Postępowanie przeciwko Apolandia.com zostało wszczęte w sierpniu 2014 roku. Wątpliwości wzbudził system wzajemnych darowizn na stronie darczyncy.eu. Aby przystąpić do systemu, każdy chętny musi wpłacić jednorazowo 35 złotych na rzecz organizatora oraz 30 złotych na konto przypisanego mu uczestnika – również członka systemu. Korzyści finansowe każdego uczestnika są uzależnione od utworzenia się ich kręgu darczyńców, który może się składać z maksymalnie 216 osób. Wtedy uczestnik może otrzymać od każdej z 216 osób maksymalnie 4900 zł (kwota wolna od podatku), czyli w sumie 1 058 400 zł.

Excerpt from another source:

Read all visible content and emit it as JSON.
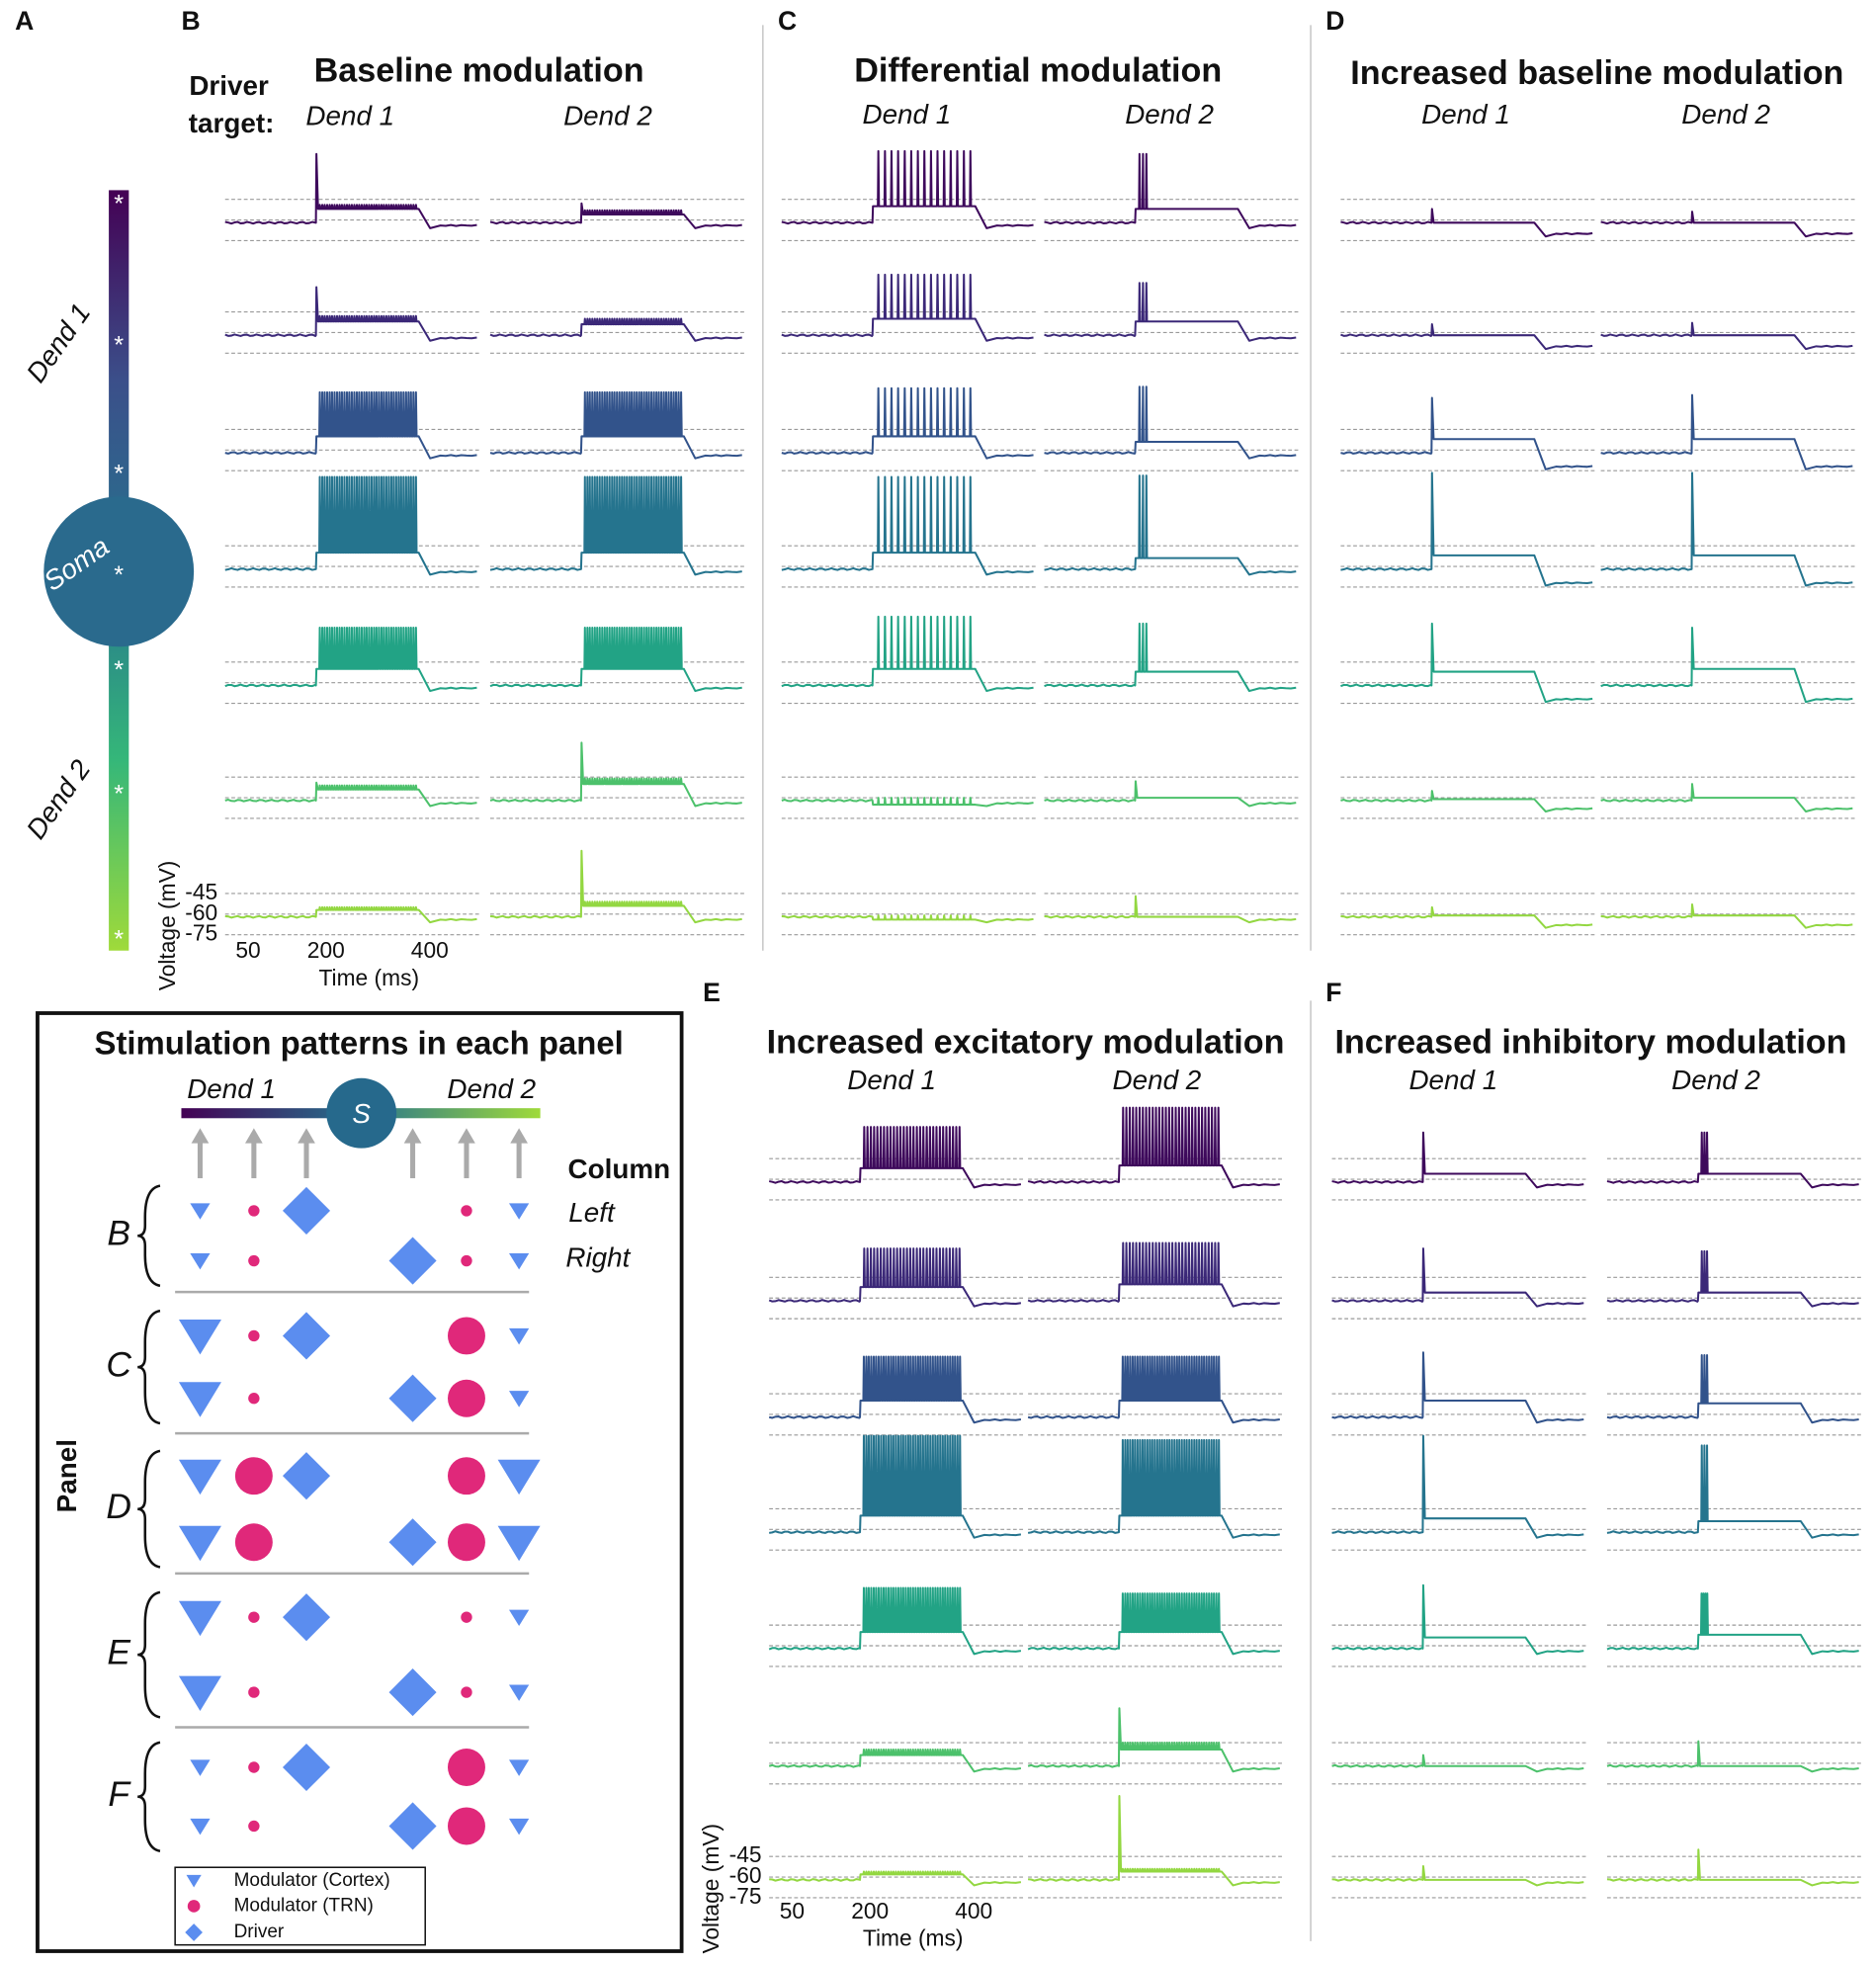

W wydanej decyzji Urząd uznał, że system wzajemnych darowizn Apolandia.com to system promocyjny typu piramida, ponieważ jego działalność finansują kolejni konsumenci.

Ponadto w ocenie UOKiK Apolandia.com, organizator piramidy, wprowadza konsumentów w błąd, sugerując, że m.in. GIODO, UOKiK, UKNF, UKS w Krakowie uznały system za legalny. Tymczasem, żaden z tych urzędów tego nie stwierdził.

Szczytne cele

Na swojej stronie internetowej, pomysłodawczyni Apolandii - Jolanta Rene Makowska tak napisała o projekcie:

Osób szukających pokrewnych dusz jest mnóstwo, jak również i pieniędzy w obiegu! Potrzeba tylko wiedzy na temat doboru i "dyspozytorni ruchu", aby ludzi właściwie łączyć, a strumień środków i pomocy kierować tam, gdzie ich brakuje!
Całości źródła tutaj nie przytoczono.